本格的にマーケティング・オートメーションに取り組むのであれば、世界の先進企業のベストプラクティスに学びたいと考えました。そんな思いから選定したのが、セールスフォース・ドットコムのPardotです”

NECマネジメントパートナー株式会社 マーケットコミュニケーション事業部 マーケティング部
マネージャー 荒原 正見 氏
 

NECグループの働き方改革の推進していく母体として2014年4月にNECマネジメントパートナーは発足した。もっとも、グループ内だけに目を向けていればよいわけではなく、外販ビジネスの新規開拓が求められている。

そのミッションを担っているのが、旧NECデザイン&プロモーションから事業を引き継いだマーケットコミュニケーション事業部だ。Webマーケティングやブランディングを基軸に営業支援、リアルプロモーション(展示会)、デザイン、映像制作など、専門性を生かした複合的なソリューションをB2Bで提供している。

自らも積極的なMA(マーケティング・オートメーション)の導入を加速。同社のマーケットコミュニケーション事業部マーケティング部のマネージャーを務める荒原正見氏は、「特に新規のリード獲得で切り込む商材をWeb制作のコンサルティングに絞り、セミナー申し込みや資料ダウンロードを起点としたMAの体制を確立することに注力してきました」と話す。

ただ、既存のマーケティング基盤はメール機能が中心で、MAの全体プロセスをカバーできていない。マーケットコミュニケーション事業部ブランディング&マーケティングサービス部主任の萩原武嗣氏は、「Webサイト上での見込み顧客の行動把握、スコアリング、ランディングページの改善など、やりたいことは山積みでした」と振り返る。そこで導入したのが、セールスフォース・ドットコムのPardotである。

「充実した導入支援を受けられること、将来的にセールスフォース・ドットコムの他の基盤製品との連携を予定していることに加え、私たちの事業規模と“サイズ感”が合っていたことが決め手となりました」(萩原氏)

 

2016年7月に同社に導入されたPardotは、3カ月後の10月に早くも実際のマーケティング業務での活用を開始した。

その効果としてまずあらわれたのは、問い合わせフォームや資料ダウンロードページでプログレッシブプロファイリング機能を活用したことによる案件化率の向上だ。同機能は個々の見込み顧客から段階的に情報を集めていくもので、以前に他のフォームで入力された項目を自動的に補うことで入力の敷居を下げ、離脱を防止する。

マーケットコミュニケーション事業部マーケティング部主任の川崎亜美氏は、「Pardot導入前の2015年と比較すると、2016年は新規リードを1600件獲得するとともに、案件数を約2倍に増大しています」と語る。

さらにPardotは、MAのオペレーション面でも工数削減の大きな効果を上げている。マーケットコミュニケーション事業部マーケティング部の山根美幸氏は、「タグからカスタムフィールドに自動的にデータを入力できる機能を活用することで、これまでExcel上で試行錯誤しながら1万件近いデータを手作業で整理していた負担がなくなりました」と語る。

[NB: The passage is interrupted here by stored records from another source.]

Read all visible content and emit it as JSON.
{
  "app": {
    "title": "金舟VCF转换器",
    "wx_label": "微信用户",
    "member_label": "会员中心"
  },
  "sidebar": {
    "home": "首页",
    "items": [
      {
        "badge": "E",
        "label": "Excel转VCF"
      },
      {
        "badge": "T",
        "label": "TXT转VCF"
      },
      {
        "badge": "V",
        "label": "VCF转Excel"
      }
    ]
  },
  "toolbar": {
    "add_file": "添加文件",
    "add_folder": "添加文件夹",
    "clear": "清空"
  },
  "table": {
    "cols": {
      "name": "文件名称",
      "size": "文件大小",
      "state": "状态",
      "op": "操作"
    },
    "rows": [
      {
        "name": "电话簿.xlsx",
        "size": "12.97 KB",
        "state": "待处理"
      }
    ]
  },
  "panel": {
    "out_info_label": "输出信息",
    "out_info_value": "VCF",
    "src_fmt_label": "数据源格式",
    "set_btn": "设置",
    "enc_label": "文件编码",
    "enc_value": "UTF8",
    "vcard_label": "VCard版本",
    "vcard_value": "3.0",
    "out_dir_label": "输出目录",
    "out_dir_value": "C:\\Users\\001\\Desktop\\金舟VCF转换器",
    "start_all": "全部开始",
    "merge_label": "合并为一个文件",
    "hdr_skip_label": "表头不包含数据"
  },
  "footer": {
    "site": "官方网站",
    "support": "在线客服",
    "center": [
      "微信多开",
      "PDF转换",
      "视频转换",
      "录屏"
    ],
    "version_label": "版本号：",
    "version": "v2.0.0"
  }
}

もうひとつ同社のMA戦略に重要な示唆を与えているのが、Pardotのスコアリング機能である。どういった属性や興味・関心事、行動履歴を有する見込み顧客が実際にセミナーに申し込むのかを判定する指標として同機能を活用しているという。

「初期設定のままでも、一定点数を超えたお客様がセミナーに申し込んでくる傾向があると、気付きを得た。チューニングに手間暇をかけることなく、そのぶんの労力を、お客様のスコアを一定点数以上に高めるための施策づくりに集中できています」(川崎氏)

さらに今後に向けては、テレマーケティング基盤とPardotを連携し、インサイドセールスを強化することを目標とする。そうした中でEngagement Studioも活用し、リードと1対1で紐づけられたカスタマージャーニーを構築。営業、マーケティング、インサイドセールスが一体となったナーチャリング体制を実現していく計画だ。